Two Western Cape doctors’ vision of building low-cost private clinics for those who cannot afford private health care is coming to life, slowly but surely. Wade Palmer (30) and Savanah Smith (29) say they have always known that they were born to help others.
In fact, Palmer was just 10 when he had clarity about his future career.
“My love for helping people, being rooted in and serving the community was inspired by my grandparents who never turned away people who needed help. As I grew up, I realised my love for the human body and how it functions, and this birthed the desire to be a doctor,” he tells Health For Mzansi.
On the other hand, Smith never had any doubts that she would become a medical doctor. She says, “I’ve always wanted to become a doctor, and I don’t come from a family of doctors where I would say I was influenced by someone in the family, so it was my dream.”
Inspired to help the needy
Palmer and Smith were equally inspired to help the less fortunate – an inner mandate that eventually sparked their drive to help the people of Mitchells Plain on the Cape Flats.
“I spent 2020 in the rural town of Christiana in North West. Serving this community gave me a true insight of what healthcare is like for the majority of our people in South Africa. The healthcare sector in that province was understaffed; under-resourced with under-skilled staff who were not focused on wellness,” Palmer explains.
Upon moving back to the Western Cape, he found himself drawn towards “providing quality, accessible and holistic wellness management for our marginalised communities.”
Meanwhile, Smith admits the anxiety levels experienced during her community service years on the Cape Flats nearly caused her to leave medicine for a while.
“It was in Mitchells Plain that I realised that the healthcare system was not only failing many patients but also many healthcare workers. I found myself suffering from burnout and made the decision to take a break from clinical medicine. But when Covid-19 hit South Africa, I found myself back in clinical medicine and this is where I regained my passion for healthcare,” she says.
This has proven to be a major turning point in Smith’s life. “We have now opened up Innohealth Clinics with the goal to provide low-cost quality healthcare to the community, and the experience has been amazing thus far.”
Taking the time to truly know patients
Palmer adds that as healthcare workers they face many challenges in the field. These range from politics, lack of resources, patient burden, excessive workloads and poverty.
They both agree that a lack of communication and time is holding back the Mzansi health system. They say there simply isn’t enough time for healthcare professionals to examine, talk and understand their patients.
Palmer says as doctors in public healthcare they were not afforded the time or opportunity to truly treat patients the right way. Now, being in private practice, lightens up the load.

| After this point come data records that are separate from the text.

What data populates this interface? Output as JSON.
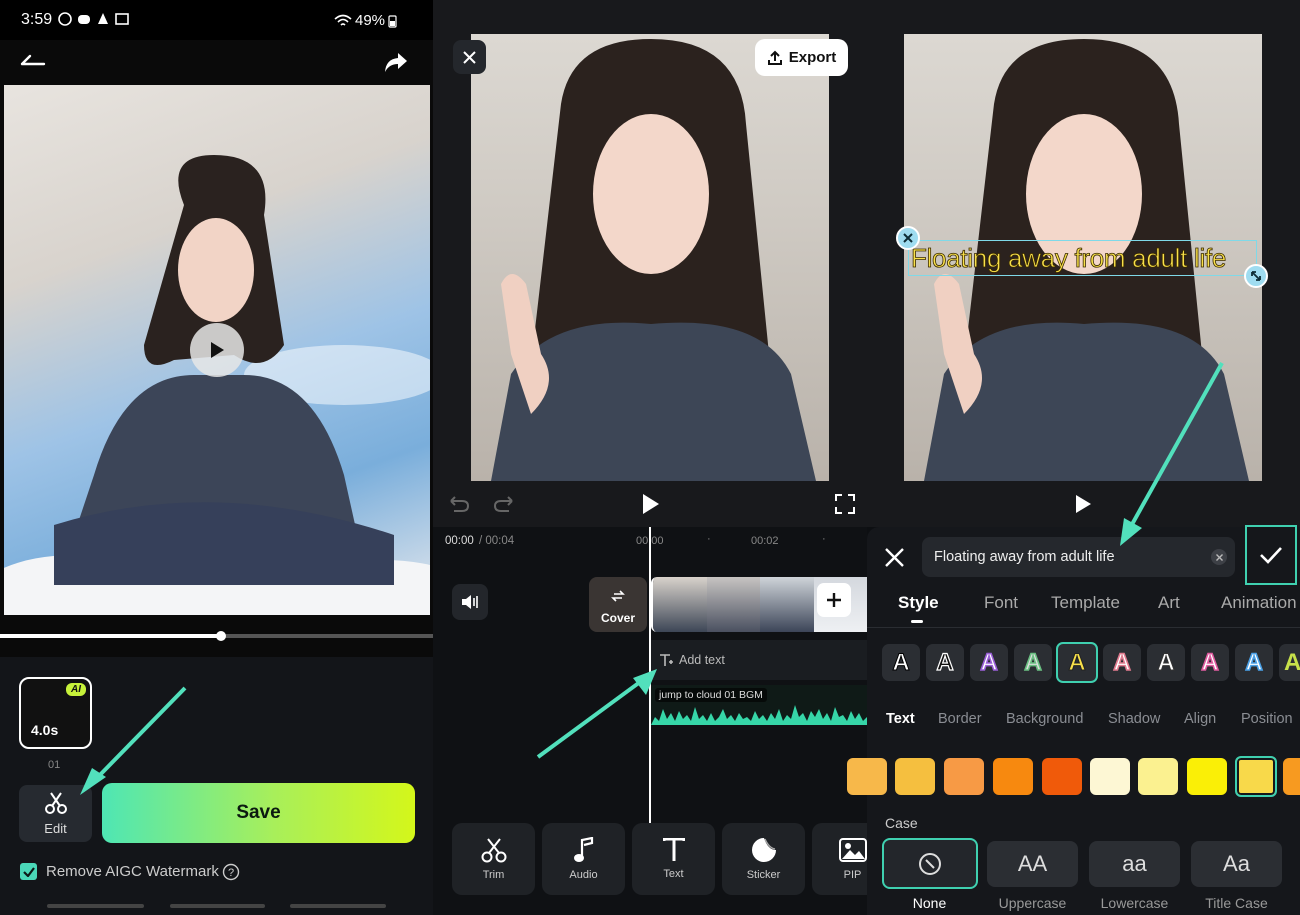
{
  "status_bar": {
    "time": "3:59",
    "battery": "49%"
  },
  "editor_left": {
    "clip": {
      "duration": "4.0s",
      "ai_badge": "AI",
      "index": "01"
    },
    "edit_label": "Edit",
    "save_label": "Save",
    "watermark_label": "Remove AIGC Watermark",
    "watermark_checked": true,
    "playback_progress": 0.51
  },
  "editor_middle": {
    "export_label": "Export",
    "time_current": "00:00",
    "time_total": "/ 00:04",
    "ruler": [
      "00:00",
      "00:02"
    ],
    "cover_label": "Cover",
    "add_text_label": "Add text",
    "audio_label": "jump to cloud 01 BGM",
    "tools": [
      {
        "label": "Trim",
        "icon": "scissors-icon"
      },
      {
        "label": "Audio",
        "icon": "music-note-icon"
      },
      {
        "label": "Text",
        "icon": "text-icon"
      },
      {
        "label": "Sticker",
        "icon": "sticker-icon"
      },
      {
        "label": "PIP",
        "icon": "image-icon"
      }
    ]
  },
  "editor_right": {
    "overlay_text": "Floating away from adult life",
    "input_value": "Floating away from adult life",
    "tabs": [
      "Style",
      "Font",
      "Template",
      "Art",
      "Animation"
    ],
    "active_tab": "Style",
    "style_glyph": "A",
    "subtabs": [
      "Text",
      "Border",
      "Background",
      "Shadow",
      "Align",
      "Position"
    ],
    "active_subtab": "Text",
    "colors": [
      "#f7b84a",
      "#f5bf3f",
      "#f79a45",
      "#f7890f",
      "#f05a0a",
      "#fdf7d4",
      "#fbf190",
      "#faef06",
      "#f8d94a",
      "#f79a20"
    ],
    "selected_color": "#f8d94a",
    "case_title": "Case",
    "case_options": [
      {
        "glyph": "",
        "label": "None"
      },
      {
        "glyph": "AA",
        "label": "Uppercase"
      },
      {
        "glyph": "aa",
        "label": "Lowercase"
      },
      {
        "glyph": "Aa",
        "label": "Title Case"
      }
    ]
  }
}
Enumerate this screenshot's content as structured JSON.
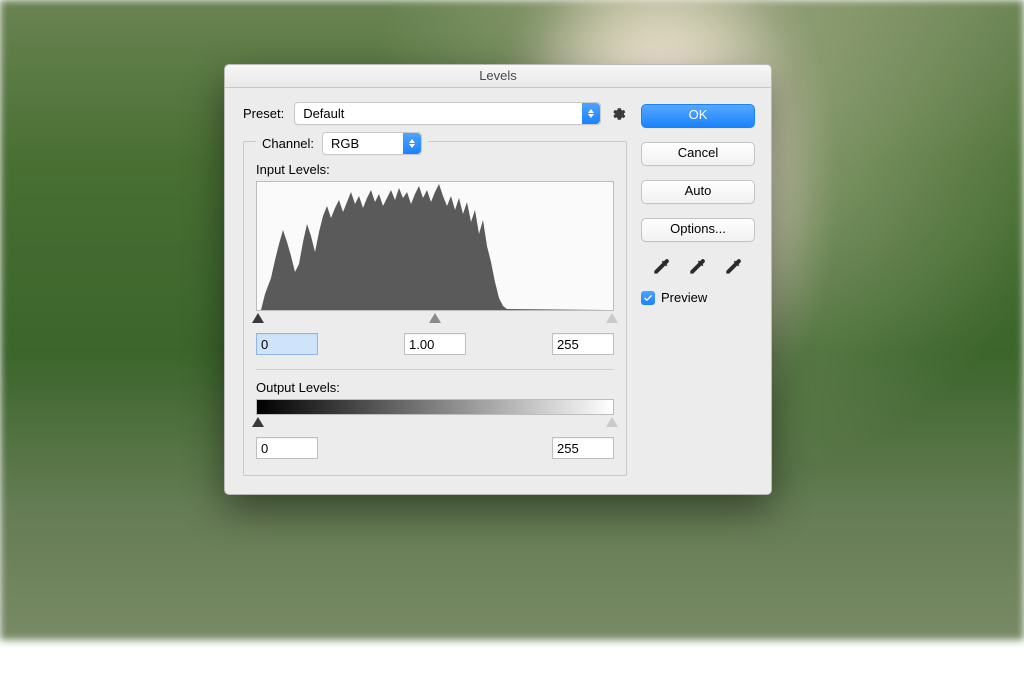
{
  "dialog": {
    "title": "Levels",
    "preset_label": "Preset:",
    "preset_value": "Default",
    "channel_label": "Channel:",
    "channel_value": "RGB",
    "input_levels_label": "Input Levels:",
    "output_levels_label": "Output Levels:",
    "input_black": "0",
    "input_gamma": "1.00",
    "input_white": "255",
    "output_black": "0",
    "output_white": "255"
  },
  "buttons": {
    "ok": "OK",
    "cancel": "Cancel",
    "auto": "Auto",
    "options": "Options..."
  },
  "preview": {
    "label": "Preview",
    "checked": true
  }
}
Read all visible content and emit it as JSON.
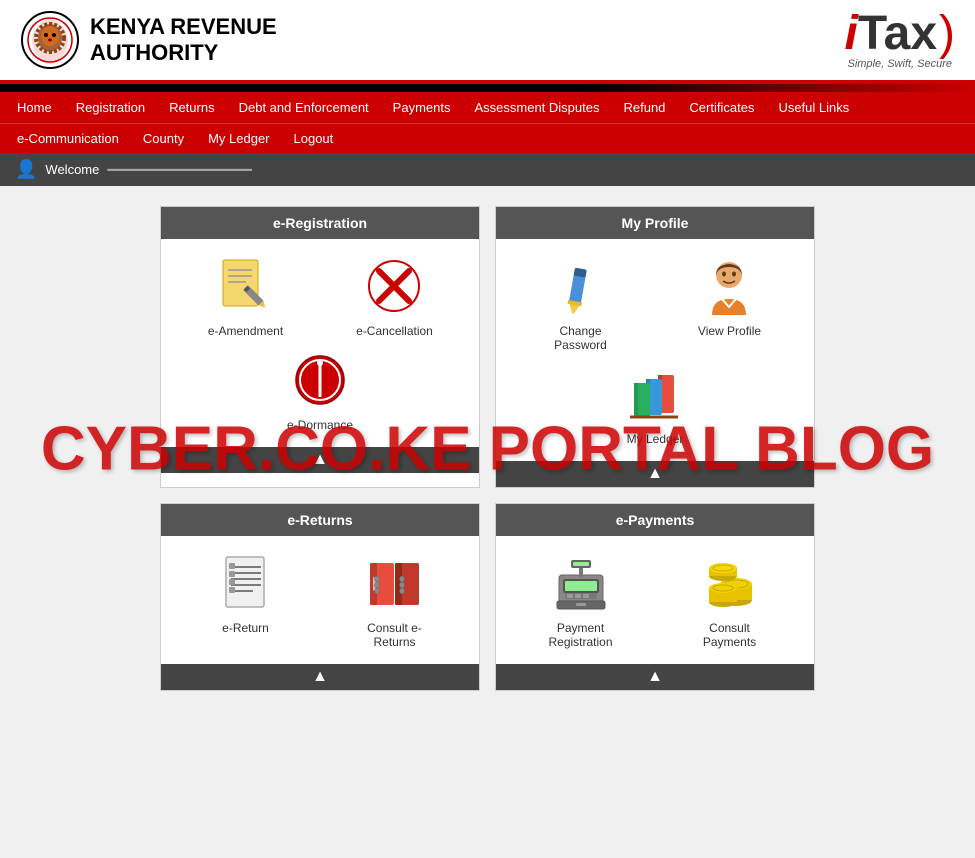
{
  "header": {
    "kra_name_line1": "Kenya Revenue",
    "kra_name_line2": "Authority",
    "itax_brand": "iTax",
    "itax_tagline": "Simple, Swift, Secure"
  },
  "nav_top": {
    "items": [
      {
        "label": "Home",
        "id": "home"
      },
      {
        "label": "Registration",
        "id": "registration"
      },
      {
        "label": "Returns",
        "id": "returns"
      },
      {
        "label": "Debt and Enforcement",
        "id": "debt"
      },
      {
        "label": "Payments",
        "id": "payments"
      },
      {
        "label": "Assessment Disputes",
        "id": "assessment"
      },
      {
        "label": "Refund",
        "id": "refund"
      },
      {
        "label": "Certificates",
        "id": "certificates"
      },
      {
        "label": "Useful Links",
        "id": "useful"
      }
    ]
  },
  "nav_bottom": {
    "items": [
      {
        "label": "e-Communication",
        "id": "ecomm"
      },
      {
        "label": "County",
        "id": "county"
      },
      {
        "label": "My Ledger",
        "id": "ledger"
      },
      {
        "label": "Logout",
        "id": "logout"
      }
    ]
  },
  "welcome": {
    "label": "Welcome"
  },
  "eregistration": {
    "title": "e-Registration",
    "items": [
      {
        "label": "e-Amendment",
        "icon": "📝",
        "id": "amendment"
      },
      {
        "label": "e-Cancellation",
        "icon": "❌",
        "id": "cancellation"
      },
      {
        "label": "e-Dormance",
        "icon": "🚫",
        "id": "dormance"
      }
    ]
  },
  "myprofile": {
    "title": "My Profile",
    "items": [
      {
        "label": "Change Password",
        "icon": "✏️",
        "id": "changepass"
      },
      {
        "label": "View Profile",
        "icon": "👤",
        "id": "viewprofile"
      },
      {
        "label": "My Ledger",
        "icon": "📚",
        "id": "myledger"
      }
    ]
  },
  "ereturns": {
    "title": "e-Returns",
    "items": [
      {
        "label": "e-Return",
        "icon": "📄",
        "id": "ereturn"
      },
      {
        "label": "Consult e-Returns",
        "icon": "📁",
        "id": "consultereturn"
      }
    ]
  },
  "epayments": {
    "title": "e-Payments",
    "items": [
      {
        "label": "Payment Registration",
        "icon": "💳",
        "id": "paymentreg"
      },
      {
        "label": "Consult Payments",
        "icon": "💰",
        "id": "consultpay"
      }
    ]
  },
  "watermark": {
    "text": "CYBER.CO.KE PORTAL BLOG"
  }
}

“Consultations should not have a time limit. We miss too many things not affording our patients the time to communicate with us and then also time for them to listen to and understand their diagnosis and medication.
“Being in the state sector is way too rushed, whereas now I get to rewrite the script for myself and other young healthcare workers that decide to join me on the mission to changing how healthcare and wellness is delivered to our communities,” he adds.
Also, many healthcare workers are unable to communicate with patients in their native tongues, so a lot is often missed when having to speak English or Afrikaans only.
That being said, it is heart-warming that patients appreciate efforts made to help them in their mother tongues.
Early detection saves lives
The young doctors are, however, concerned that poverty and food insecurity plays a major role in the illnesses their patients face. Unfortunately, they don’t truly have enough influence nor capacity to assist with the greater well-being of patients.
According to Smith a lack of health education plays a major role is misunderstandings in communities. “Daily, we are having to explain to many of our patients the importance of prevention and early screening because they know less about these.”
Smith adds that “it is important that people understand the importance of prevention and early screening. These two play a major role in many illnesses like cervical cancer and pap smears, health lifestyle and diabetes mellitus, men having their prostates checked regularly, mammograms and breast cancer. Knowing this will exempt them from sicknesses linked to these conditions.”
The doctor-duo are hopeful that their private low-cost clinic can bring some change in the scope of the healthcare system in South Africa.
“Our first clinic opened its doors in November 2021. Since then, we have seen more than 700 patients. We’re looking to add a women’s wellness clinic as well as a baby clinic in the next few months,” Smith says.
Palmer adds, “The goal is to have five clinics in the Western Cape by end of 2022 with a few mobile clinics in small towns such as Paarl, Worcester, and Wellington where consultations will occur via the virtual healthcare app and facilitated by professional nurses.”